Of course, this only matters to two groups of people. FAIR continues

"Journalists who publish Nielsen numbers ought to explain that the data are not simply measures of popularity, and they are not produced as a service to journalists or the public. The figures are gathered to provide advertisers with complex data about viewer habits. It pays to remember that neither cable news stations nor Nielsen Media Research are primarily in the business of serving the public interest--both are in the business of delivering audiences to advertisers."

Besides advertisers, these numbers matter to people who are trying to convince their viewers that they are in larger company than they really are, reinforcing their opinions as more widely held than they really are. This feeds the "might makes right" mentality that goes with the right-wing's foreign policy objectives.

O'Reilly claimed that Hillary-haters wanted him to humiliate Clinton and pursue "culture war" issues, and on the nutty left only "elements at NBC News" (his code for Keith Olbermann) were critical so he knows he did a good job. He cited, with much scorn, MSNBC's rankings for last month and boasted that FNC was tied with ESPN in the ratings... but he fudged those numbers too. Not by much, but it just goes to show you can't trust anything he says - good isn't good enough and bad isn't bad enough. As he cited these figures the text onscreen read "...with its dismal ratings, it's hard to take MSNBC seriously."

O'Reilly and FOX want their viewers to believe that ratings are an indicator of high quality, which is false. Indeed, it appears, in our society, that the opposite holds true. Compare how many people watch American Idol with how many watch Masterpiece Theater, or how many eat at McDonalds versus how many opt for local vegetarian restaurants to see that crap is very popular in America.

O'Reilly predicts that his interview with John McCain will be just as "tough," and noted that Barack Obama told Steve Doocy this morning that he'll see if he can fit O'Reilly's program in.
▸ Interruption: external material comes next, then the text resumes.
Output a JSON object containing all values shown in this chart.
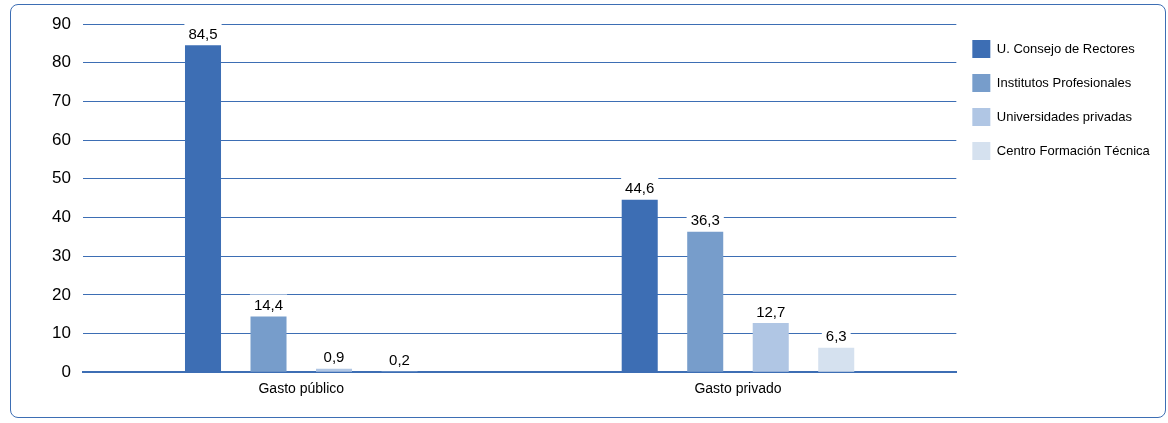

"Talking Points" is very pleased that "MoveOn and its ilk" are angry over Clinton's appearance, because as he frames it MoveOn has "threatened" the candidates if they appear on FOX. He patted himself on the back for not bringing up Clinton's appearance at YearlyKos, which indicates that he knows it's a bogus non-issue that she would have slapped down as partisan hackery.

Yup, O'Reilly is going to toot this horn from here until November. "Your humble correspondent," he calls himself - puhleeeze.